In keeping with the original vision of Oliver North, criticizing the government is one way to wind up on the terrorist watchlist. Constitutional Law Professor Walter F. Murphy, a prominent critic of President Bush, learned this firsthand in 2007. He asked an airline employee why he was detained when trying to board a flight. The employee asked, “Have you been in any peace marches? We ban a lot of people from flying because of that.” Murphy responded that he had not marched but he had given a lecture that criticized Bush for violating the Constitution. “That’ll do it,” the employee responded.

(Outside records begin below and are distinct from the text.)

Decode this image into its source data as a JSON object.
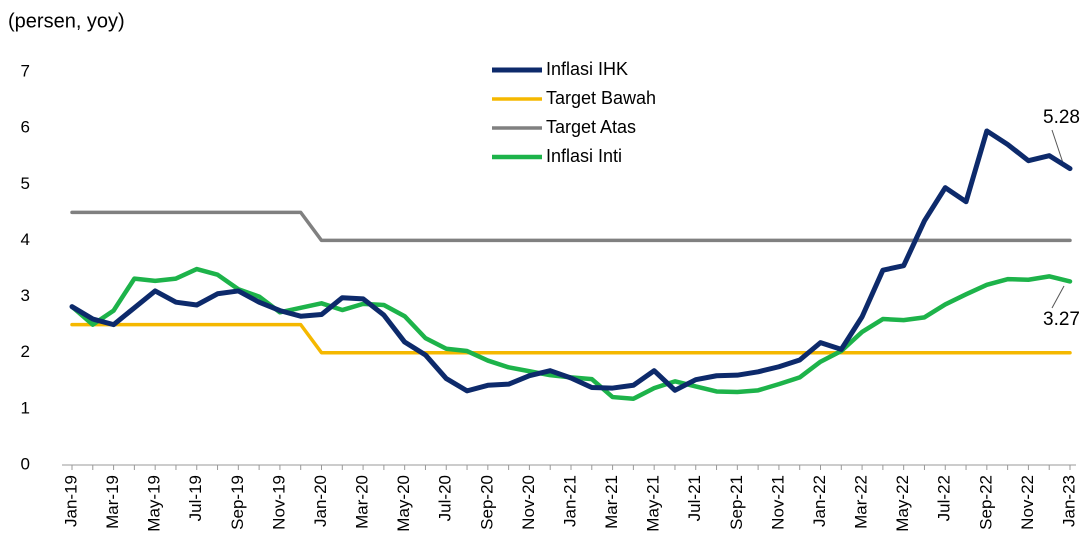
{
  "chart_data": {
    "type": "line",
    "ylabel": "(persen, yoy)",
    "categories": [
      "Jan-19",
      null,
      "Mar-19",
      null,
      "May-19",
      null,
      "Jul-19",
      null,
      "Sep-19",
      null,
      "Nov-19",
      null,
      "Jan-20",
      null,
      "Mar-20",
      null,
      "May-20",
      null,
      "Jul-20",
      null,
      "Sep-20",
      null,
      "Nov-20",
      null,
      "Jan-21",
      null,
      "Mar-21",
      null,
      "May-21",
      null,
      "Jul-21",
      null,
      "Sep-21",
      null,
      "Nov-21",
      null,
      "Jan-22",
      null,
      "Mar-22",
      null,
      "May-22",
      null,
      "Jul-22",
      null,
      "Sep-22",
      null,
      "Nov-22",
      null,
      "Jan-23"
    ],
    "series": [
      {
        "name": "Inflasi IHK",
        "color": "#0d2a6b",
        "values": [
          2.82,
          2.6,
          2.5,
          2.8,
          3.1,
          2.9,
          2.85,
          3.05,
          3.1,
          2.9,
          2.75,
          2.65,
          2.68,
          2.98,
          2.96,
          2.67,
          2.19,
          1.96,
          1.54,
          1.32,
          1.42,
          1.44,
          1.59,
          1.68,
          1.55,
          1.38,
          1.37,
          1.42,
          1.68,
          1.33,
          1.52,
          1.59,
          1.6,
          1.66,
          1.75,
          1.87,
          2.18,
          2.06,
          2.64,
          3.47,
          3.55,
          4.35,
          4.94,
          4.69,
          5.95,
          5.71,
          5.42,
          5.51,
          5.28
        ]
      },
      {
        "name": "Target Bawah",
        "color": "#f5b800",
        "values": [
          2.5,
          2.5,
          2.5,
          2.5,
          2.5,
          2.5,
          2.5,
          2.5,
          2.5,
          2.5,
          2.5,
          2.5,
          2,
          2,
          2,
          2,
          2,
          2,
          2,
          2,
          2,
          2,
          2,
          2,
          2,
          2,
          2,
          2,
          2,
          2,
          2,
          2,
          2,
          2,
          2,
          2,
          2,
          2,
          2,
          2,
          2,
          2,
          2,
          2,
          2,
          2,
          2,
          2,
          2
        ]
      },
      {
        "name": "Target Atas",
        "color": "#808080",
        "values": [
          4.5,
          4.5,
          4.5,
          4.5,
          4.5,
          4.5,
          4.5,
          4.5,
          4.5,
          4.5,
          4.5,
          4.5,
          4,
          4,
          4,
          4,
          4,
          4,
          4,
          4,
          4,
          4,
          4,
          4,
          4,
          4,
          4,
          4,
          4,
          4,
          4,
          4,
          4,
          4,
          4,
          4,
          4,
          4,
          4,
          4,
          4,
          4,
          4,
          4,
          4,
          4,
          4,
          4,
          4
        ]
      },
      {
        "name": "Inflasi Inti",
        "color": "#1db34a",
        "values": [
          2.82,
          2.5,
          2.75,
          3.32,
          3.28,
          3.32,
          3.49,
          3.39,
          3.13,
          3.0,
          2.72,
          2.8,
          2.88,
          2.76,
          2.87,
          2.85,
          2.65,
          2.26,
          2.07,
          2.03,
          1.86,
          1.74,
          1.67,
          1.6,
          1.56,
          1.53,
          1.21,
          1.18,
          1.37,
          1.49,
          1.4,
          1.31,
          1.3,
          1.33,
          1.44,
          1.56,
          1.84,
          2.03,
          2.37,
          2.6,
          2.58,
          2.63,
          2.86,
          3.04,
          3.21,
          3.31,
          3.3,
          3.36,
          3.27
        ]
      }
    ],
    "annotations": [
      "5.28",
      "3.27"
    ],
    "ylim": [
      0,
      7
    ],
    "yticks": [
      0,
      1,
      2,
      3,
      4,
      5,
      6,
      7
    ],
    "grid": false,
    "legend": "top"
  }
}
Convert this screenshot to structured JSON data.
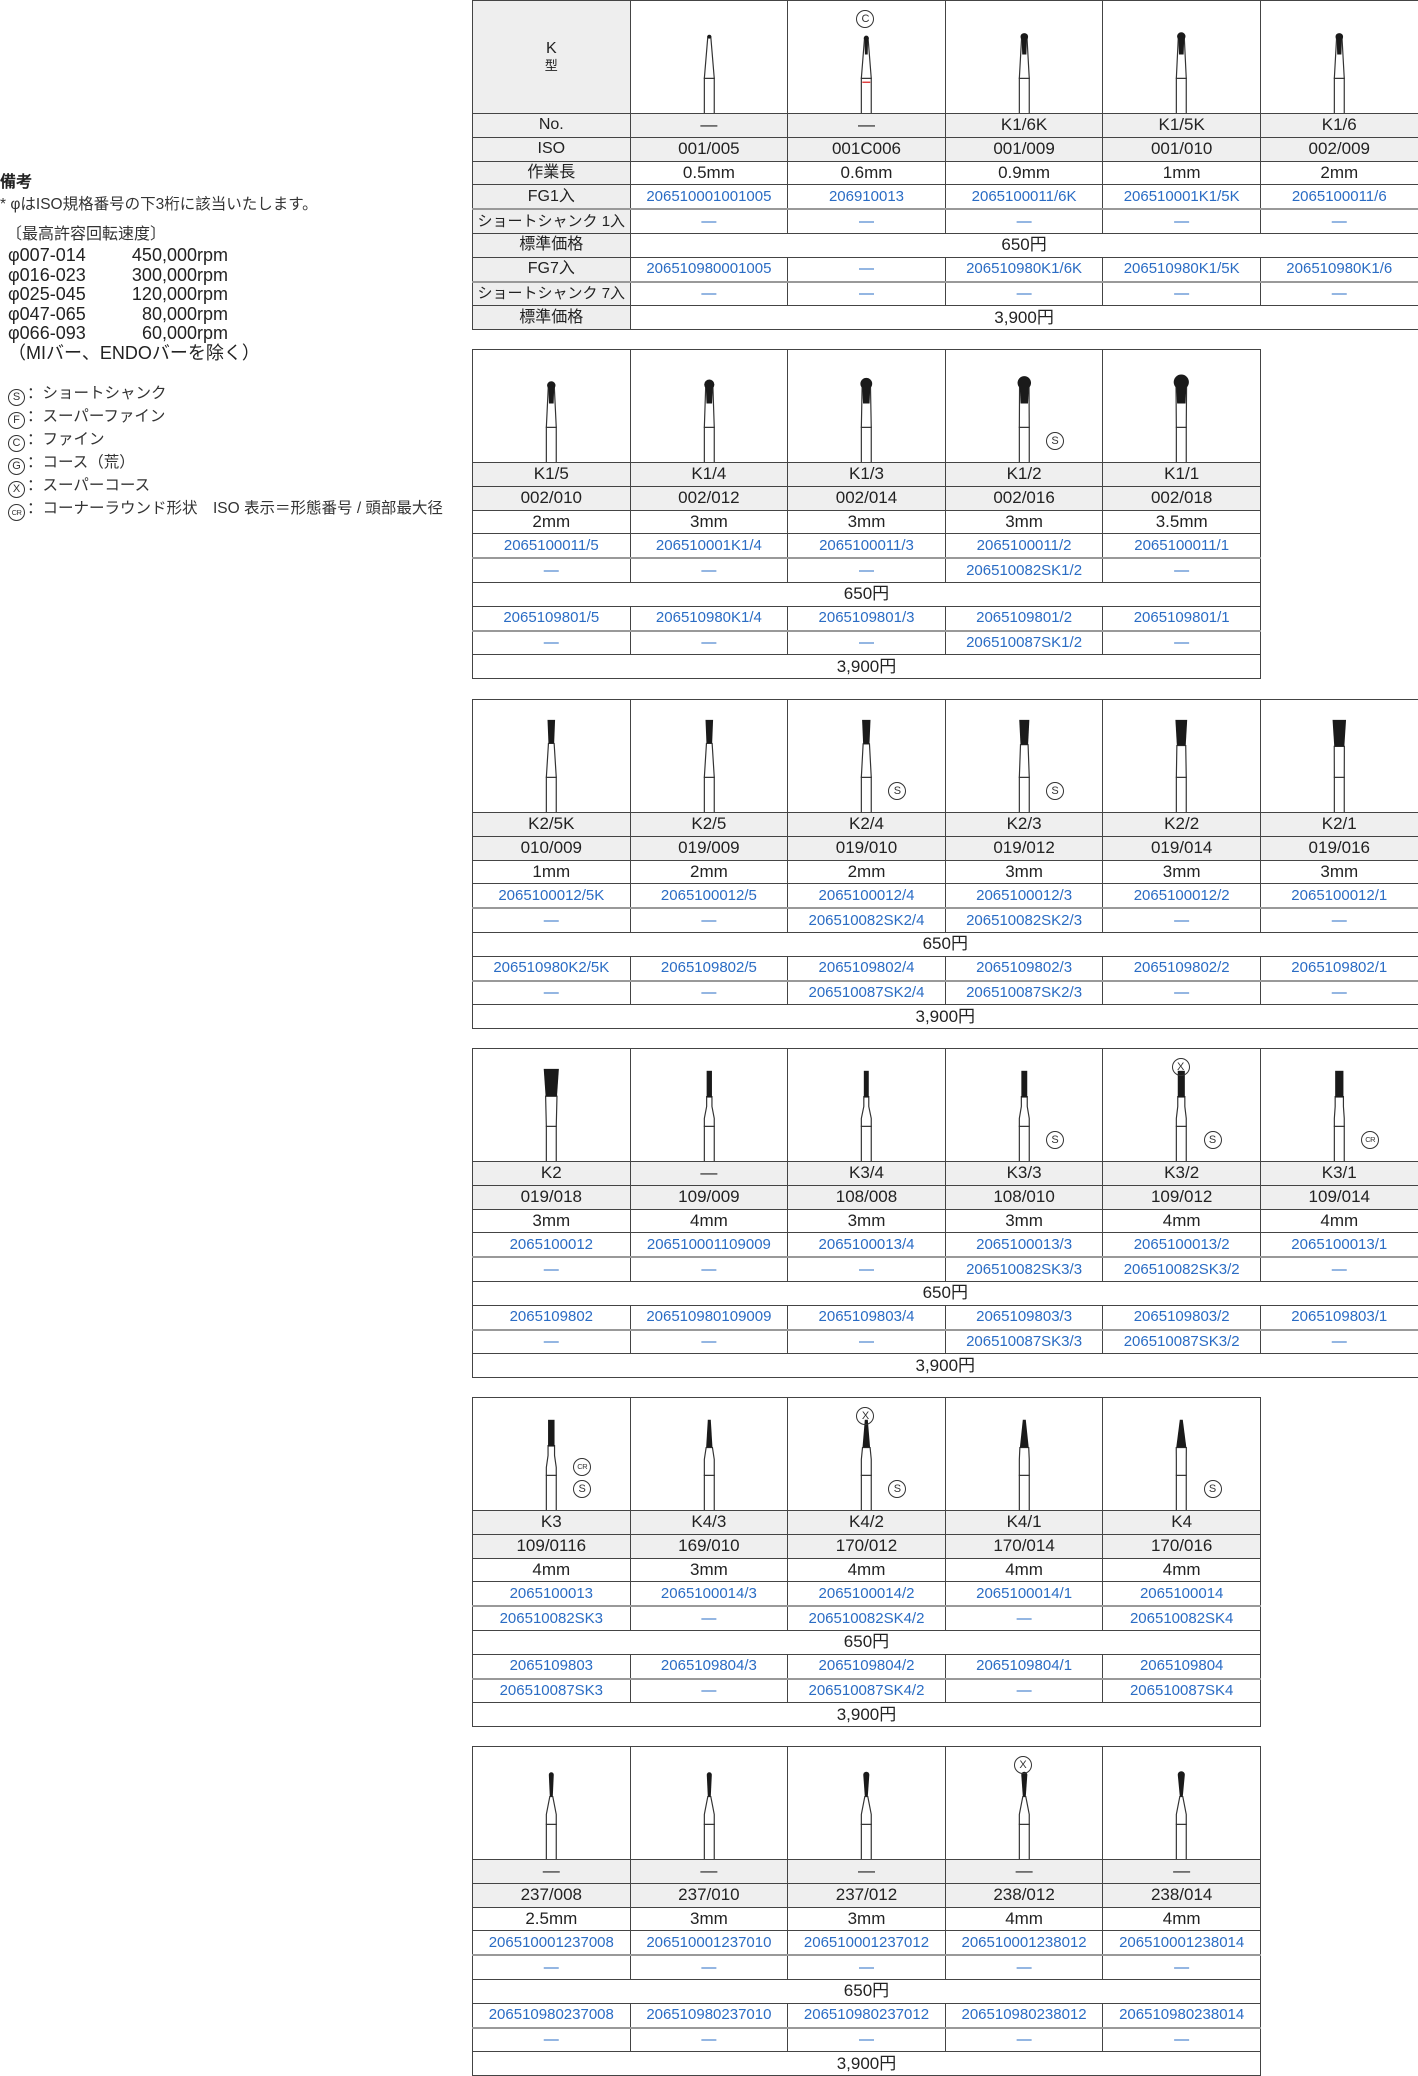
{
  "notes": {
    "title": "備考",
    "iso_note": "* φはISO規格番号の下3桁に該当いたします。",
    "speed_title": "〔最高許容回転速度〕",
    "speeds": [
      {
        "range": "φ007-014",
        "rpm": "450,000rpm"
      },
      {
        "range": "φ016-023",
        "rpm": "300,000rpm"
      },
      {
        "range": "φ025-045",
        "rpm": "120,000rpm"
      },
      {
        "range": "φ047-065",
        "rpm": "80,000rpm"
      },
      {
        "range": "φ066-093",
        "rpm": "60,000rpm"
      }
    ],
    "speed_exclusion": "（MIバー、ENDOバーを除く）",
    "legend": [
      {
        "mark": "S",
        "text": "：ショートシャンク"
      },
      {
        "mark": "F",
        "text": "：スーパーファイン"
      },
      {
        "mark": "C",
        "text": "：ファイン"
      },
      {
        "mark": "G",
        "text": "：コース（荒）"
      },
      {
        "mark": "X",
        "text": "：スーパーコース"
      },
      {
        "mark": "CR",
        "text": "：コーナーラウンド形状　ISO 表示＝形態番号 / 頭部最大径"
      }
    ]
  },
  "header": {
    "type_letter": "K",
    "type_label": "型",
    "row_labels": [
      "No.",
      "ISO",
      "作業長",
      "FG1入",
      "ショートシャンク 1入",
      "標準価格",
      "FG7入",
      "ショートシャンク 7入",
      "標準価格"
    ]
  },
  "colors": {
    "code_blue": "#2a6cc4",
    "row_gray": "#efefef",
    "band_red": "#e04040"
  },
  "tables": [
    {
      "price_1": "650円",
      "price_7": "3,900円",
      "items": [
        {
          "no": "—",
          "iso": "001/005",
          "length": "0.5mm",
          "fg1": "206510001001005",
          "short1": "—",
          "fg7": "206510980001005",
          "short7": "—",
          "shape": "taper-fine",
          "marks_top": [],
          "marks_side": []
        },
        {
          "no": "—",
          "iso": "001C006",
          "length": "0.6mm",
          "fg1": "206910013",
          "short1": "—",
          "fg7": "—",
          "short7": "—",
          "shape": "round",
          "band": "red",
          "marks_top": [
            "C"
          ],
          "marks_side": []
        },
        {
          "no": "K1/6K",
          "iso": "001/009",
          "length": "0.9mm",
          "fg1": "2065100011/6K",
          "short1": "—",
          "fg7": "206510980K1/6K",
          "short7": "—",
          "shape": "round",
          "marks_top": [],
          "marks_side": []
        },
        {
          "no": "K1/5K",
          "iso": "001/010",
          "length": "1mm",
          "fg1": "206510001K1/5K",
          "short1": "—",
          "fg7": "206510980K1/5K",
          "short7": "—",
          "shape": "round",
          "marks_top": [],
          "marks_side": []
        },
        {
          "no": "K1/6",
          "iso": "002/009",
          "length": "2mm",
          "fg1": "2065100011/6",
          "short1": "—",
          "fg7": "206510980K1/6",
          "short7": "—",
          "shape": "round",
          "marks_top": [],
          "marks_side": []
        }
      ]
    },
    {
      "price_1": "650円",
      "price_7": "3,900円",
      "items": [
        {
          "no": "K1/5",
          "iso": "002/010",
          "length": "2mm",
          "fg1": "2065100011/5",
          "short1": "—",
          "fg7": "2065109801/5",
          "short7": "—",
          "shape": "round",
          "marks_top": [],
          "marks_side": []
        },
        {
          "no": "K1/4",
          "iso": "002/012",
          "length": "3mm",
          "fg1": "206510001K1/4",
          "short1": "—",
          "fg7": "206510980K1/4",
          "short7": "—",
          "shape": "round",
          "marks_top": [],
          "marks_side": []
        },
        {
          "no": "K1/3",
          "iso": "002/014",
          "length": "3mm",
          "fg1": "2065100011/3",
          "short1": "—",
          "fg7": "2065109801/3",
          "short7": "—",
          "shape": "round",
          "marks_top": [],
          "marks_side": []
        },
        {
          "no": "K1/2",
          "iso": "002/016",
          "length": "3mm",
          "fg1": "2065100011/2",
          "short1": "206510082SK1/2",
          "fg7": "2065109801/2",
          "short7": "206510087SK1/2",
          "shape": "round",
          "marks_top": [],
          "marks_side": [
            "S"
          ]
        },
        {
          "no": "K1/1",
          "iso": "002/018",
          "length": "3.5mm",
          "fg1": "2065100011/1",
          "short1": "—",
          "fg7": "2065109801/1",
          "short7": "—",
          "shape": "round",
          "marks_top": [],
          "marks_side": []
        }
      ]
    },
    {
      "price_1": "650円",
      "price_7": "3,900円",
      "items": [
        {
          "no": "K2/5K",
          "iso": "010/009",
          "length": "1mm",
          "fg1": "2065100012/5K",
          "short1": "—",
          "fg7": "206510980K2/5K",
          "short7": "—",
          "shape": "inverted-cone",
          "marks_top": [],
          "marks_side": []
        },
        {
          "no": "K2/5",
          "iso": "019/009",
          "length": "2mm",
          "fg1": "2065100012/5",
          "short1": "—",
          "fg7": "2065109802/5",
          "short7": "—",
          "shape": "inverted-cone",
          "marks_top": [],
          "marks_side": []
        },
        {
          "no": "K2/4",
          "iso": "019/010",
          "length": "2mm",
          "fg1": "2065100012/4",
          "short1": "206510082SK2/4",
          "fg7": "2065109802/4",
          "short7": "206510087SK2/4",
          "shape": "inverted-cone",
          "marks_top": [],
          "marks_side": [
            "S"
          ]
        },
        {
          "no": "K2/3",
          "iso": "019/012",
          "length": "3mm",
          "fg1": "2065100012/3",
          "short1": "206510082SK2/3",
          "fg7": "2065109802/3",
          "short7": "206510087SK2/3",
          "shape": "inverted-cone",
          "marks_top": [],
          "marks_side": [
            "S"
          ]
        },
        {
          "no": "K2/2",
          "iso": "019/014",
          "length": "3mm",
          "fg1": "2065100012/2",
          "short1": "—",
          "fg7": "2065109802/2",
          "short7": "—",
          "shape": "inverted-cone",
          "marks_top": [],
          "marks_side": []
        },
        {
          "no": "K2/1",
          "iso": "019/016",
          "length": "3mm",
          "fg1": "2065100012/1",
          "short1": "—",
          "fg7": "2065109802/1",
          "short7": "—",
          "shape": "inverted-cone",
          "marks_top": [],
          "marks_side": []
        }
      ]
    },
    {
      "price_1": "650円",
      "price_7": "3,900円",
      "items": [
        {
          "no": "K2",
          "iso": "019/018",
          "length": "3mm",
          "fg1": "2065100012",
          "short1": "—",
          "fg7": "2065109802",
          "short7": "—",
          "shape": "inverted-cone",
          "marks_top": [],
          "marks_side": []
        },
        {
          "no": "—",
          "iso": "109/009",
          "length": "4mm",
          "fg1": "206510001109009",
          "short1": "—",
          "fg7": "206510980109009",
          "short7": "—",
          "shape": "cylinder",
          "marks_top": [],
          "marks_side": []
        },
        {
          "no": "K3/4",
          "iso": "108/008",
          "length": "3mm",
          "fg1": "2065100013/4",
          "short1": "—",
          "fg7": "2065109803/4",
          "short7": "—",
          "shape": "cylinder",
          "marks_top": [],
          "marks_side": []
        },
        {
          "no": "K3/3",
          "iso": "108/010",
          "length": "3mm",
          "fg1": "2065100013/3",
          "short1": "206510082SK3/3",
          "fg7": "2065109803/3",
          "short7": "206510087SK3/3",
          "shape": "cylinder",
          "marks_top": [],
          "marks_side": [
            "S"
          ]
        },
        {
          "no": "K3/2",
          "iso": "109/012",
          "length": "4mm",
          "fg1": "2065100013/2",
          "short1": "206510082SK3/2",
          "fg7": "2065109803/2",
          "short7": "206510087SK3/2",
          "shape": "cylinder",
          "marks_top": [
            "X"
          ],
          "marks_side": [
            "S"
          ]
        },
        {
          "no": "K3/1",
          "iso": "109/014",
          "length": "4mm",
          "fg1": "2065100013/1",
          "short1": "—",
          "fg7": "2065109803/1",
          "short7": "—",
          "shape": "cylinder",
          "marks_top": [],
          "marks_side": [
            "CR"
          ]
        }
      ]
    },
    {
      "price_1": "650円",
      "price_7": "3,900円",
      "items": [
        {
          "no": "K3",
          "iso": "109/0116",
          "length": "4mm",
          "fg1": "2065100013",
          "short1": "206510082SK3",
          "fg7": "2065109803",
          "short7": "206510087SK3",
          "shape": "cylinder",
          "marks_top": [],
          "marks_side": [
            "CR",
            "S"
          ]
        },
        {
          "no": "K4/3",
          "iso": "169/010",
          "length": "3mm",
          "fg1": "2065100014/3",
          "short1": "—",
          "fg7": "2065109804/3",
          "short7": "—",
          "shape": "taper",
          "marks_top": [],
          "marks_side": []
        },
        {
          "no": "K4/2",
          "iso": "170/012",
          "length": "4mm",
          "fg1": "2065100014/2",
          "short1": "206510082SK4/2",
          "fg7": "2065109804/2",
          "short7": "206510087SK4/2",
          "shape": "taper",
          "marks_top": [
            "X"
          ],
          "marks_side": [
            "S"
          ]
        },
        {
          "no": "K4/1",
          "iso": "170/014",
          "length": "4mm",
          "fg1": "2065100014/1",
          "short1": "—",
          "fg7": "2065109804/1",
          "short7": "—",
          "shape": "taper",
          "marks_top": [],
          "marks_side": []
        },
        {
          "no": "K4",
          "iso": "170/016",
          "length": "4mm",
          "fg1": "2065100014",
          "short1": "206510082SK4",
          "fg7": "2065109804",
          "short7": "206510087SK4",
          "shape": "taper",
          "marks_top": [],
          "marks_side": [
            "S"
          ]
        }
      ]
    },
    {
      "price_1": "650円",
      "price_7": "3,900円",
      "items": [
        {
          "no": "—",
          "iso": "237/008",
          "length": "2.5mm",
          "fg1": "206510001237008",
          "short1": "—",
          "fg7": "206510980237008",
          "short7": "—",
          "shape": "pear",
          "marks_top": [],
          "marks_side": []
        },
        {
          "no": "—",
          "iso": "237/010",
          "length": "3mm",
          "fg1": "206510001237010",
          "short1": "—",
          "fg7": "206510980237010",
          "short7": "—",
          "shape": "pear",
          "marks_top": [],
          "marks_side": []
        },
        {
          "no": "—",
          "iso": "237/012",
          "length": "3mm",
          "fg1": "206510001237012",
          "short1": "—",
          "fg7": "206510980237012",
          "short7": "—",
          "shape": "pear",
          "marks_top": [],
          "marks_side": []
        },
        {
          "no": "—",
          "iso": "238/012",
          "length": "4mm",
          "fg1": "206510001238012",
          "short1": "—",
          "fg7": "206510980238012",
          "short7": "—",
          "shape": "pear",
          "marks_top": [
            "X"
          ],
          "marks_side": []
        },
        {
          "no": "—",
          "iso": "238/014",
          "length": "4mm",
          "fg1": "206510001238014",
          "short1": "—",
          "fg7": "206510980238014",
          "short7": "—",
          "shape": "pear",
          "marks_top": [],
          "marks_side": []
        }
      ]
    }
  ]
}
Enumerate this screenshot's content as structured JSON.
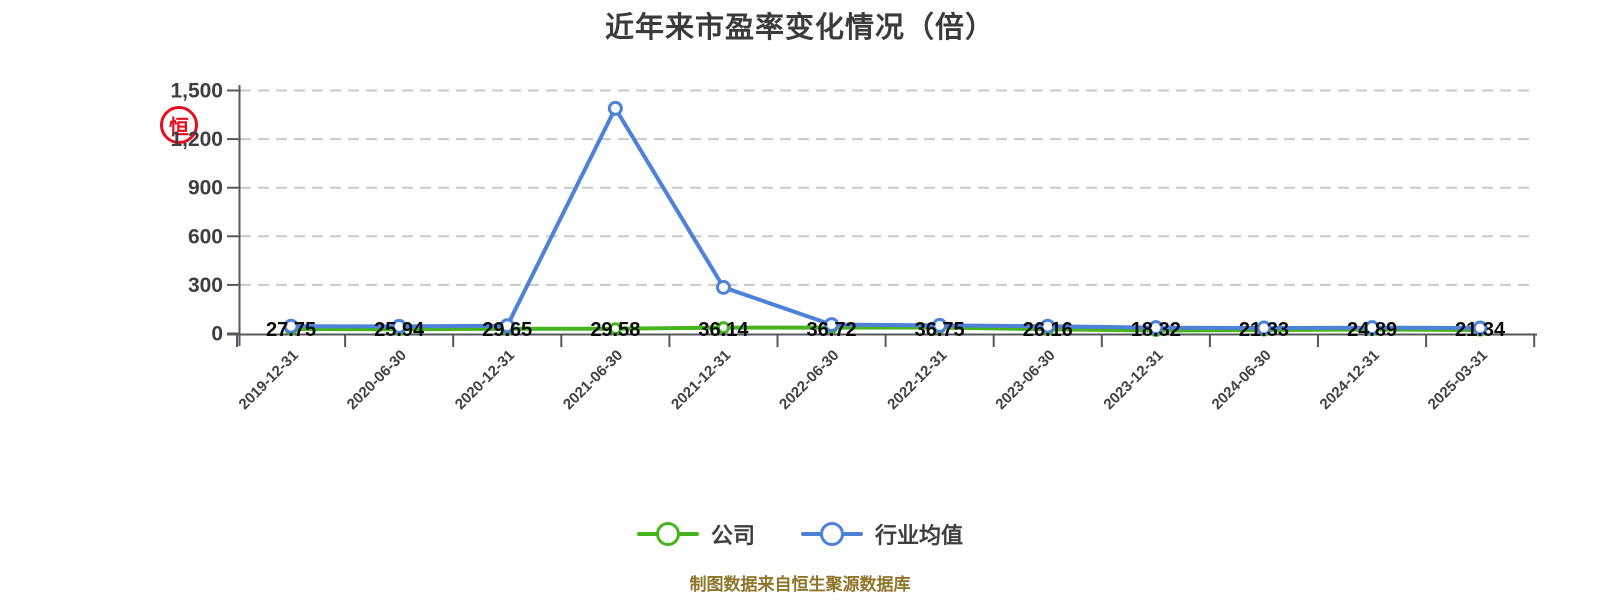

Another COG initiative that found its way into post-9/11 America was the militarization of law enforcement. A new military command, NORTHCOM, was tasked with creating “fusion centers” to consolidate all possible data sources to identify potential threats. According to the Department of Homeland Security, fusion centers serve as “focal points in states and major urban areas for the receipt, analysis, gathering and sharing of threat-related information between state, local, tribal, territorial, federal and private sector partners.”
The Posse Comitatus Act prohibits the military from acting as a domestic police force, but according to internal military documents leaked on WikiLeaks, fusion centers are an ideal way for the military to conduct domestic espionage without breaking the law. Thus, it should come as no surprise that “terrorist” groups like the Quakers, People for the Ethical Treatment of Animals, Greenpeace, the Arab American Anti-Defamation Committee, and the American Civil Liberties Union have come under surveillance since 9/11.
A key focus of COG from its outset has been warrantless surveillance. To expand the government’s role, President Bush signed another executive order in 2002 to establish the Terrorist Surveillance Program. The targets were individuals allegedly connected to terrorist groups or otherwise of interest to intelligence officials. Surveillance was carried out by the secretive National Security Agency, which gained direct access to the infrastructure of America’s largest telecommunications companies. When the program was challenged in court, Bush persuaded Congress to authorize it formally in 2008. Since then, Congress has dutifully renewed this authority every five years.
Yes, America is a very different place than it was before 9/11. And we now take it for granted that in peacetime Uncle Sam needs the emergency powers originally intended to be used only after a nuclear war.